Il suo padre biologico aveva violentato e ucciso un’altra ragazza. La foto di lei aveva riempito tutta la copertina dell’«Expressen». Era bella, aveva i capelli marroni di media lunghezza, si chiamava Lilly Aniela Rudeck ed era polacca.

Poi, due giorni prima, Lennart Hjertnes gli aveva telefonato e gli aveva chiesto se aveva voglia di incontrarlo. Tomas era ammutolito. Lennart lo chiamava da una stazione di servizio. Quando aveva sentito la sua voce al telefono, Tomas aveva subito pensato alla Glock, che gli aveva dato il suo complice come ricompensa per non averlo tradito quando lo avevano messo in prigione. Sì, certo, voleva incontrare il padre. «Molto volentieri», aveva detto. Poi, interrompendo la comunicazione sul cellulare, aveva riso sonoramente tra sé e sé. Aveva rubato una macchina ed era andato a prendere la pistola. E ora si sentiva pieno di energie.

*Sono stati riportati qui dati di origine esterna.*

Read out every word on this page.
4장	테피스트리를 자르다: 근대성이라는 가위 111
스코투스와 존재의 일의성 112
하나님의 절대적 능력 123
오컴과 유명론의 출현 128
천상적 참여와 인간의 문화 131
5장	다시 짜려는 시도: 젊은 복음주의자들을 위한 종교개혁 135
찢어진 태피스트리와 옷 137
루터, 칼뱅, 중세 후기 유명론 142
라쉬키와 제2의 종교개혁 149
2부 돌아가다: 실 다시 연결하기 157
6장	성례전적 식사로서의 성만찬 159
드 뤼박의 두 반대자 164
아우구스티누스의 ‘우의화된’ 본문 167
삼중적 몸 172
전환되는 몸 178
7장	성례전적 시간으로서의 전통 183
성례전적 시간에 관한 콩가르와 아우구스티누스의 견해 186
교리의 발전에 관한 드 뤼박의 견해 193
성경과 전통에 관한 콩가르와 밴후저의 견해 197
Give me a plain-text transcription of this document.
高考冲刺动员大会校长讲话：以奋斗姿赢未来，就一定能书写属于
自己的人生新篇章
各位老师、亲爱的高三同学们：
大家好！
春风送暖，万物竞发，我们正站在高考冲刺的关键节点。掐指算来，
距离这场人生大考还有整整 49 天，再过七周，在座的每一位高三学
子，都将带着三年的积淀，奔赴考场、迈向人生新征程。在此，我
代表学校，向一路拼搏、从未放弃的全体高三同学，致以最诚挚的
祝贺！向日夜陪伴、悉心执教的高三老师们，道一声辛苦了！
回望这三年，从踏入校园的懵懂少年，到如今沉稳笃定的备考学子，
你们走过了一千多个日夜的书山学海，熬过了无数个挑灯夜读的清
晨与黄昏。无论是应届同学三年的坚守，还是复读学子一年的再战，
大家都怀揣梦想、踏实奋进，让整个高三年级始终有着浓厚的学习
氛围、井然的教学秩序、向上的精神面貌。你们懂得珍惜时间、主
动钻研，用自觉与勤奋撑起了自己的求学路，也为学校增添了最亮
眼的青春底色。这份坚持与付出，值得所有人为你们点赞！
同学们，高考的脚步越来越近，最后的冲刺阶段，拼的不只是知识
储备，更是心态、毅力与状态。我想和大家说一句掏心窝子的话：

Sul giornale c’era scritto che, per alcune persone, la cattiveria rimane come sopita. Potevano essere ben consapevoli della propria natura. Lui si era riconosciuto in tali affermazioni. “Sono i geni”, aveva pensato. Geni davvero violenti, crudeli.

Erano passati due mesi da quando era andato a trovare Hanne Elisabeth Wismer a Stovner. E Astrid. Era lei che gli aveva telefonato. E alla prima libera uscita era andato in Norvegia per incontrarle. Così era venuto a sapere tutta la storia.

Quand’era tornato in Svezia, il sabato sera, si era subito recato a casa di Oluf e gliele aveva date di santa ragione. Lo aveva colpito in faccia e sul corpo, con la mazza di legno che aveva in macchina, tanto da rompergli un braccio. Quel bastardo di un cristiano che non era neanche suo padre. Da quando mamma Karin era morta, la sua vita era stata un inverno senza fine.

Squillò il cellulare. Rispose. «Sì», disse.